There are more than 600 kindergartners attending school in Wyoming with no vaccination against measles or polio, according to new figures released by the CDC. The CDC says this means the state has fallen below the threshold for herd immunity.
Across the country, kindergartners are less likely to be vaccinated for a wide range of diseases than they were before the pandemic. The new CDC data shows that MMR coverage — that's the vaccine for measles, mumps and rubella — has dropped from 95 percent before 2020 to 93 percent now. It's even lower in Wyoming, at 90.8 percent.
Epidemiologist and science communicator Katelyn Jetelina has worked as a scientific advisor, including for the White House. She said a 90 percent coverage rate might sound good enough, but because measles is so contiguous, communities need to hit a 95 percent threshold to achieve herd immunity.
Herd immunity is what protects those who, for medical reasons, cannot take the vaccine, such as newborn babies.
Wyoming is one of 36 states that fall below that threshold for MMR coverage.

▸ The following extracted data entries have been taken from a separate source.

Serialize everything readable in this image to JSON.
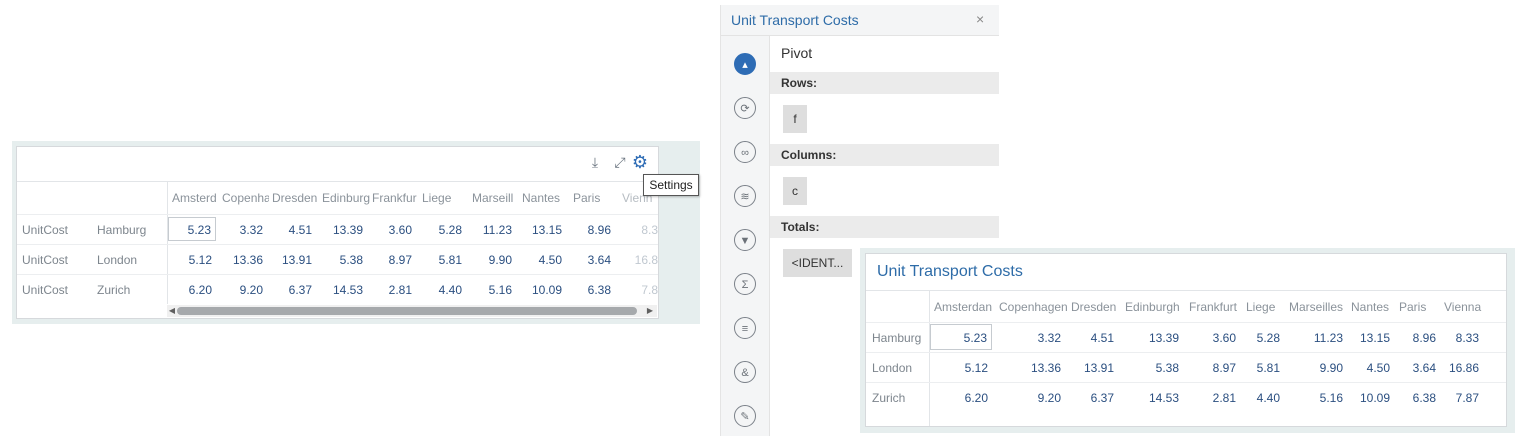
{
  "left_widget": {
    "tooltip": "Settings",
    "icons": {
      "download": "download-icon",
      "expand": "expand-icon",
      "settings": "gear-icon"
    },
    "columns": [
      "Amsterd",
      "Copenha",
      "Dresden",
      "Edinburg",
      "Frankfur",
      "Liege",
      "Marseill",
      "Nantes",
      "Paris",
      "Vienn"
    ],
    "rows": [
      {
        "label1": "UnitCost",
        "label2": "Hamburg",
        "values": [
          "5.23",
          "3.32",
          "4.51",
          "13.39",
          "3.60",
          "5.28",
          "11.23",
          "13.15",
          "8.96",
          "8.3"
        ]
      },
      {
        "label1": "UnitCost",
        "label2": "London",
        "values": [
          "5.12",
          "13.36",
          "13.91",
          "5.38",
          "8.97",
          "5.81",
          "9.90",
          "4.50",
          "3.64",
          "16.8"
        ]
      },
      {
        "label1": "UnitCost",
        "label2": "Zurich",
        "values": [
          "6.20",
          "9.20",
          "6.37",
          "14.53",
          "2.81",
          "4.40",
          "5.16",
          "10.09",
          "6.38",
          "7.8"
        ]
      }
    ]
  },
  "panel": {
    "title": "Unit Transport Costs",
    "close": "×",
    "pivot_label": "Pivot",
    "rows_label": "Rows:",
    "rows_chip": "f",
    "columns_label": "Columns:",
    "columns_chip": "c",
    "totals_label": "Totals:",
    "totals_chip": "<IDENT...",
    "rail_icons": [
      "pivot-icon",
      "refresh-icon",
      "link-icon",
      "layers-icon",
      "filter-icon",
      "sum-icon",
      "list-icon",
      "ampersand-icon",
      "wrench-icon"
    ]
  },
  "right_table": {
    "title": "Unit Transport Costs",
    "columns": [
      "Amsterdan",
      "Copenhagen",
      "Dresden",
      "Edinburgh",
      "Frankfurt",
      "Liege",
      "Marseilles",
      "Nantes",
      "Paris",
      "Vienna"
    ],
    "rows": [
      {
        "label": "Hamburg",
        "values": [
          "5.23",
          "3.32",
          "4.51",
          "13.39",
          "3.60",
          "5.28",
          "11.23",
          "13.15",
          "8.96",
          "8.33"
        ]
      },
      {
        "label": "London",
        "values": [
          "5.12",
          "13.36",
          "13.91",
          "5.38",
          "8.97",
          "5.81",
          "9.90",
          "4.50",
          "3.64",
          "16.86"
        ]
      },
      {
        "label": "Zurich",
        "values": [
          "6.20",
          "9.20",
          "6.37",
          "14.53",
          "2.81",
          "4.40",
          "5.16",
          "10.09",
          "6.38",
          "7.87"
        ]
      }
    ]
  }
}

Kindergartner vaccine coverage for other diseases, including polio, has also gone down.
"I feel like we're moving backwards, slowly but surely," Jetelina said. "And this means we'll likely see the resurgence of infectious diseases that we once considered 19th century problems."
Jetelina analyzed the new CDC data for her public health newsletter, Your Local Epidemiologist. She said the drop in vaccine coverage is like a "slow, painful bleed" rather than a plummet, but there are now pockets of unvaccinated kids. Jetelina said these pockets are perfect breeding grounds for otherwise preventable diseases.
"The other interesting thing that kind of goes hand in hand with this is the role of exemptions and the significant increase in exemptions," she said.
Nationally, the number of kindergartners receiving non-medical exemptions went up. During the last school year, almost five percent of Wyoming's kindergartners had a medical or religious exemption that let them attend school unvaccinated.
Public health experts can't say for certain why there's been a rise in exemptions and a drop in vaccinations. But Jetelina said it's possible that growing acceptance of misinformation, schedule disruption during the pandemic, and a loss of trust in public health institutions all play a part.
"How much each of these are contributing to the decline in routine vaccinations and by how much is something we really don't have a good grasp on yet," she said. "What we saw during the pandemic was just this perfect storm of all these different factors. And unfortunately, children's health is getting directly impacted by it."